Charlotte Hilmer, geb. Wegel, war seit 1939 Ehefrau des Künstlers Arnold Hilmer (1908 Hamburg – 1993 ebd.), doch trat sie zeitlebens auch selbst als Künstlerin auf.
Charlotte Wegel begann 1928-29 gemeinsam mit ihrem späteren Mann ihr Kunststudium an der Landeskunstschule in Hamburg und besuchte dort Kurse bei Eduard Steinbach. Hierauf gingen Beide für ein Jahr an die Königsberger Kunstakademie und der damalige Lehrer Charlotte Wegels war Hans Ludwig Pfeiffer (1903 Rom – 1999 Berlin). Nach dem Jahr in Königsberg war das Paar bis 1933 an der Kunstakademie Stuttgart, wo Charlotte Wegel Kurse bei Robert Breyer und Anton Kolig nahm.
In den frühen 1930er Jahren teilten sich Arnold Hilmer und Charlotte Wegel in Hamburg eine Atelierwohnung in der Langen Reihe mit u. a. Ernst Witt.
1939 erfolgte die Heirat des Künstlerpaars und die Beiden zogen in die Alsterchaussee 11. 1939 hatte sie mit ihrem Mann eine Atelierausstellung, ist 1941 nochmals auf einer Schau des Hamburger Kunstvereins vertreten, trat dann aber wohl nicht weiter mit ihrem damaligen Schaffen an die Öffentlichkeit. Erst nach dem Zweiten Weltkrieg konnte sie sich etablieren und fand dabei zu einem eigenen expressiv realistischen Ausdruck, der in den späten Schaffensjahren einen hohen Abstraktionsgrad hatte.
In den 1950er Jahren unternahm sie Studienreisen nach Dänemark, Italien und in die Niederlande.
Die Künstlerin verstarb mit nicht einmal 50 Jahren durch Freitod.

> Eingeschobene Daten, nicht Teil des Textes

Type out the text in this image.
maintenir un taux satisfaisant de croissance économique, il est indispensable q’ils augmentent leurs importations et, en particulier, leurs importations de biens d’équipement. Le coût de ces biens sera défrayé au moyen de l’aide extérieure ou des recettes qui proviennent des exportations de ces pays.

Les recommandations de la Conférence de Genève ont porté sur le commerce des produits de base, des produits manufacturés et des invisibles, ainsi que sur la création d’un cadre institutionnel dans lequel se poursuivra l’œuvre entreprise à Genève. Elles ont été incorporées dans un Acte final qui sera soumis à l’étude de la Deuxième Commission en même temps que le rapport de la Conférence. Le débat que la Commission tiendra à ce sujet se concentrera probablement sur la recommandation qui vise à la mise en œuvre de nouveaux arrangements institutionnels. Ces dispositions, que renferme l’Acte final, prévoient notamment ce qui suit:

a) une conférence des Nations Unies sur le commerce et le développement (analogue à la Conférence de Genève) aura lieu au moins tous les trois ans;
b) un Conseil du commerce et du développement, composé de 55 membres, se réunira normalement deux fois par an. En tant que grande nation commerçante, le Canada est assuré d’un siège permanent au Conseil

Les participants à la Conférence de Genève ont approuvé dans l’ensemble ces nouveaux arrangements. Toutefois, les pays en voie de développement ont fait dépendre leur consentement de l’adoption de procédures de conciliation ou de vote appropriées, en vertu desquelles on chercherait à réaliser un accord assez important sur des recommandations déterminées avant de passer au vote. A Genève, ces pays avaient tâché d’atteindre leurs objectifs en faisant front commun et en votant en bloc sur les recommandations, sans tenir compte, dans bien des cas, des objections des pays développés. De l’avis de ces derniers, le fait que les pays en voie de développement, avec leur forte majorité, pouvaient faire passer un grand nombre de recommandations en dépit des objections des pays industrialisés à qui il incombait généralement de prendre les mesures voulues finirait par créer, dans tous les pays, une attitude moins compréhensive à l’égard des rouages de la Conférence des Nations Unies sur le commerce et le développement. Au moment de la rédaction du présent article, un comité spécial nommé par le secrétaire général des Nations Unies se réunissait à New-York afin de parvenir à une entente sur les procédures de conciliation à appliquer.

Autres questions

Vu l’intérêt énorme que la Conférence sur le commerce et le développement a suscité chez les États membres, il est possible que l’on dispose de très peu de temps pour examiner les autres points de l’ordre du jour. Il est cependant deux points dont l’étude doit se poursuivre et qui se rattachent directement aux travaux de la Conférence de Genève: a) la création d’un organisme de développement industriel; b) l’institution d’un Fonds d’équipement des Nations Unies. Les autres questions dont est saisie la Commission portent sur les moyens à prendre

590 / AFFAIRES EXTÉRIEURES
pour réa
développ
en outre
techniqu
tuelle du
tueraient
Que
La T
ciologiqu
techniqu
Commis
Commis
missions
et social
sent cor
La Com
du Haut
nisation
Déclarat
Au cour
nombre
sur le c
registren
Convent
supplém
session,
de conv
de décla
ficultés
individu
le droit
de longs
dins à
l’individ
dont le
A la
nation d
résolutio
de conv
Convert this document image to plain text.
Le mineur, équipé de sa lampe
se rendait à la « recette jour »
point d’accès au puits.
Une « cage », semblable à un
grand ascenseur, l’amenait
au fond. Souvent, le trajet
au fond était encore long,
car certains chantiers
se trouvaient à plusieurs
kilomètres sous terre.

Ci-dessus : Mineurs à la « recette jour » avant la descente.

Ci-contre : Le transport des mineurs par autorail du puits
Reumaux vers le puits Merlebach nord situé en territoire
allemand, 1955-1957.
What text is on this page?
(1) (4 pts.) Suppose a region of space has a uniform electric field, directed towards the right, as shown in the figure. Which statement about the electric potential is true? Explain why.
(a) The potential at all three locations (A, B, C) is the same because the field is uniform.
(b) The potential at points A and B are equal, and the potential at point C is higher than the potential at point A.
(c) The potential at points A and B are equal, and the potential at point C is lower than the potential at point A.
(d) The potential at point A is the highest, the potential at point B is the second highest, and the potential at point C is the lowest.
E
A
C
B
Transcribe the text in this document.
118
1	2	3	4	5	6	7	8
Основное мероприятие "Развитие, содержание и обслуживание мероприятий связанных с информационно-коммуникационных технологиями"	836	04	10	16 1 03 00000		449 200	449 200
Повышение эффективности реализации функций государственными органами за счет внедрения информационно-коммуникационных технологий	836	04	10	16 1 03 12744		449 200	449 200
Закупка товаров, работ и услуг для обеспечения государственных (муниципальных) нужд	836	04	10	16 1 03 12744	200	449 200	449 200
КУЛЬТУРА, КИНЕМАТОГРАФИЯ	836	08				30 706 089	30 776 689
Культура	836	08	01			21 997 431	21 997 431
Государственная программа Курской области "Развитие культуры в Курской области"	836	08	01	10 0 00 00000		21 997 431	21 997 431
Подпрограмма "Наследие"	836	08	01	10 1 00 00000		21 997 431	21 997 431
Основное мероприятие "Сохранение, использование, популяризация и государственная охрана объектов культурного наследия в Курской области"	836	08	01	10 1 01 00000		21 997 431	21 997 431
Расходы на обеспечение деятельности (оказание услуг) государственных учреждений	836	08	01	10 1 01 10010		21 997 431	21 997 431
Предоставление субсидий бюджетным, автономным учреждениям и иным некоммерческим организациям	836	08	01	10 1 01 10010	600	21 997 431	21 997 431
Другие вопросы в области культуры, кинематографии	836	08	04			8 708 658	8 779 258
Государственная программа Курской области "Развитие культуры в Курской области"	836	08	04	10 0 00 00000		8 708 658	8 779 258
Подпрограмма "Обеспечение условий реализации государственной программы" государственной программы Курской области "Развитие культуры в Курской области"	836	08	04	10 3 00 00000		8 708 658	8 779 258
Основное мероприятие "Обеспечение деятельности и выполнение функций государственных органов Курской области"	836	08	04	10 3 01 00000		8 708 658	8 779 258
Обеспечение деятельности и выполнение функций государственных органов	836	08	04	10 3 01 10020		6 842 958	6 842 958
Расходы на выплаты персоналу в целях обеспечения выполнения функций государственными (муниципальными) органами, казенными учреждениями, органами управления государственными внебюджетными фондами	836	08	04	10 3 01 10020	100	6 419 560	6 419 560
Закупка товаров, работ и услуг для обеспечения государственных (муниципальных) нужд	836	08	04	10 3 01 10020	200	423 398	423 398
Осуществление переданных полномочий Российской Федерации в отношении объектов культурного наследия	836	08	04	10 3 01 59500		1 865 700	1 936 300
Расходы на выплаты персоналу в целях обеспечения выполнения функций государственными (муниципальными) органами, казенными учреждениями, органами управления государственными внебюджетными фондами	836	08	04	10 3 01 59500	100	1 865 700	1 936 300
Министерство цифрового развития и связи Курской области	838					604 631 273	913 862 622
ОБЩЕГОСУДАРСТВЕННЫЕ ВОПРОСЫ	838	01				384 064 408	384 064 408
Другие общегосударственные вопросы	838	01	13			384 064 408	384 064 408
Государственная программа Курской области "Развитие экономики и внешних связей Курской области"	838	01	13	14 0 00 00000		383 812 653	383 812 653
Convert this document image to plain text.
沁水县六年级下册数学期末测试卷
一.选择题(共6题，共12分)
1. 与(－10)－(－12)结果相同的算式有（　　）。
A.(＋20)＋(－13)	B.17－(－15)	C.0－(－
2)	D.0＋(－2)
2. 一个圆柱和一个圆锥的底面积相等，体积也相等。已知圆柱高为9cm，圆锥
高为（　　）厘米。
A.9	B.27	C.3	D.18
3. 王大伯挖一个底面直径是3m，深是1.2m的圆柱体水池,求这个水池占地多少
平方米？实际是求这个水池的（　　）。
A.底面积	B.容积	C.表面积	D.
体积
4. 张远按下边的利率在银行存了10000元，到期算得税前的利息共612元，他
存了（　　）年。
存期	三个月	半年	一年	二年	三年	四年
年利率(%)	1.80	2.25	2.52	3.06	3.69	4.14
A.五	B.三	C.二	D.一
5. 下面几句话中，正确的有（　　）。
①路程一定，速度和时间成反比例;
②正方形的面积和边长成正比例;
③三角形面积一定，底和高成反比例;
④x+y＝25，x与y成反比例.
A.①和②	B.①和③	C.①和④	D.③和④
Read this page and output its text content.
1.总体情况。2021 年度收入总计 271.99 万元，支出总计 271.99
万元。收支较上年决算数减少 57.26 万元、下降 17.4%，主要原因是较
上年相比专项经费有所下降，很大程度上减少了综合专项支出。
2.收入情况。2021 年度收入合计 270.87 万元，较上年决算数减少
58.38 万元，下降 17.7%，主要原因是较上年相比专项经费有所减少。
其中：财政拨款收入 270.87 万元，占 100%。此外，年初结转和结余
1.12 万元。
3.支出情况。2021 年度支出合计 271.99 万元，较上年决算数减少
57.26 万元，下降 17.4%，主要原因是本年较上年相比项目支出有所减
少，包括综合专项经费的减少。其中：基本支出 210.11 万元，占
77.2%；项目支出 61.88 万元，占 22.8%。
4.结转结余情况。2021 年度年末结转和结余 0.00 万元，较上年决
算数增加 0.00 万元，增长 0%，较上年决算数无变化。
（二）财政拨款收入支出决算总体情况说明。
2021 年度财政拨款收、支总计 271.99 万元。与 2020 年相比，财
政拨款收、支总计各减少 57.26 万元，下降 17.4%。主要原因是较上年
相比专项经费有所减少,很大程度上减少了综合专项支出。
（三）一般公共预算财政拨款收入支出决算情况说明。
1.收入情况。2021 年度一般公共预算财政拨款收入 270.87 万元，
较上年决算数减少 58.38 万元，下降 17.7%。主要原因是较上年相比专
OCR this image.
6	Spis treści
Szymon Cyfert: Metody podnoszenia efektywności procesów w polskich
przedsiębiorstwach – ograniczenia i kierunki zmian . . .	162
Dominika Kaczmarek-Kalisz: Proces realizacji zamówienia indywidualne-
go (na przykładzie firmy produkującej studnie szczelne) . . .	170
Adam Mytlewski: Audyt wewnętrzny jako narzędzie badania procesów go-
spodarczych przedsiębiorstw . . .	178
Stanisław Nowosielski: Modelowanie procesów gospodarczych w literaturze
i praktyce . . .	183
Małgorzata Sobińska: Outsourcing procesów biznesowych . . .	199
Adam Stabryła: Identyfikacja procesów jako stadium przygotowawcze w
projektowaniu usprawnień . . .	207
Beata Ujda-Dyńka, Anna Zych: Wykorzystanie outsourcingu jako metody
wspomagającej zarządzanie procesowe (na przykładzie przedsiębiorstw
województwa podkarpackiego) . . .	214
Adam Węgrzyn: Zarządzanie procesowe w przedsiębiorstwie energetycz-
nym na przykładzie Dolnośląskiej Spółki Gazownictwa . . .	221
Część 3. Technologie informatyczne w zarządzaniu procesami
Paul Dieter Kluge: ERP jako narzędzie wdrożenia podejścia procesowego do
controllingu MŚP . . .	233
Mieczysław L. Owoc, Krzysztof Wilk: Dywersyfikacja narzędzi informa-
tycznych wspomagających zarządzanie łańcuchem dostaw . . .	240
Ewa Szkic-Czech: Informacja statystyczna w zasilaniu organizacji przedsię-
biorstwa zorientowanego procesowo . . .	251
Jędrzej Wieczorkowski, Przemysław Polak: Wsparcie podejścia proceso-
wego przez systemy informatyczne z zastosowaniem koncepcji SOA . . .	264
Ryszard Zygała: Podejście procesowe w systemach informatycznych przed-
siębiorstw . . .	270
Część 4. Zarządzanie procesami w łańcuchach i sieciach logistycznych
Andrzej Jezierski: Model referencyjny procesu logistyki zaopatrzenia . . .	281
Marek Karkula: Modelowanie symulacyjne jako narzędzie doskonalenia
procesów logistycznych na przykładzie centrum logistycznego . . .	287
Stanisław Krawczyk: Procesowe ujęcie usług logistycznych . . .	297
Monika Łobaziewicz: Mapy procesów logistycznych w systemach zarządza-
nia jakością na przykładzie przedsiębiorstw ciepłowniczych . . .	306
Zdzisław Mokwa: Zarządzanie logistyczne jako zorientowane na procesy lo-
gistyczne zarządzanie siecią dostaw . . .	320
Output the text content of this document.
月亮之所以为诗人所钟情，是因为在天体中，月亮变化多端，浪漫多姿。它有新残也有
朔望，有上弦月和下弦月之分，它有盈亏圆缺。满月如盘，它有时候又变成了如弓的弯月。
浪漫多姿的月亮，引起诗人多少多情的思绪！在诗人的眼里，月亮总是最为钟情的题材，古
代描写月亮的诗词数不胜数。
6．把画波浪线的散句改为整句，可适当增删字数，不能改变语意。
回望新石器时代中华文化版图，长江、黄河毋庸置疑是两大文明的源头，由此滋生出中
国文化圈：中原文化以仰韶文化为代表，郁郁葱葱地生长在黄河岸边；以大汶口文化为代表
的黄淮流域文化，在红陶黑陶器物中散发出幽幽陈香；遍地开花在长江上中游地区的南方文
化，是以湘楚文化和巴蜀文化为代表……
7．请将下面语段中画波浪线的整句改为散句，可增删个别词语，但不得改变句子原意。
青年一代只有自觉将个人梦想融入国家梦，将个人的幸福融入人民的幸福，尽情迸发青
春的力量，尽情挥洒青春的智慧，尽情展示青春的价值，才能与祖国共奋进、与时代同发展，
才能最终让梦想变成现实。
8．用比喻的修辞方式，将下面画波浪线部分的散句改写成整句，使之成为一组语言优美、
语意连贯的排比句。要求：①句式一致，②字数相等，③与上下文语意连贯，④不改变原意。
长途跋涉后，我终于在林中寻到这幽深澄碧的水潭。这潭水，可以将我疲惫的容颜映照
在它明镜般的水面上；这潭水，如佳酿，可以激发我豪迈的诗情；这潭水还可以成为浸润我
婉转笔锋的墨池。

In Charlotte Hilmers Schaffen finden sich „Blüten- und Blumenbilder in leuchtenden Farben, Landschaften mit kreisenden Sonnen in strömenden Linien. Figurenbilder in statuarischer Ruhe, archaisch-weibliche Urformen“ (Maike Bruhns, [1]).

Das vorliegende, verhältnismäßig große Aquarell zeigt in wenigen, breiten Strichen das expressiv-realistische Bildnis einer Frau in einem weiten blauen Mantel.
Ganz typisch für das späte Schaffen der Künstlerin ist dabei die Reduktion bei Farbe und Form, was dem Ganzen einen flüchtigen, unvollständigen oder noch werdenden Charakter verleiht. Zugleich ist die Sparsamkeit der Farbe auf diesem großen Format auch ein Wagnis, was sich bei Hilmer oftmals so zeigt, dass die oberen Partien ausformulierter sind, während der untere Teil stärker skizzenhaft auslaufende Züge hat.

Ein ganz ähnliches Aquarell wurde 1999 in der Galerie Herold ausgestellt (siehe dazu Abb. unten).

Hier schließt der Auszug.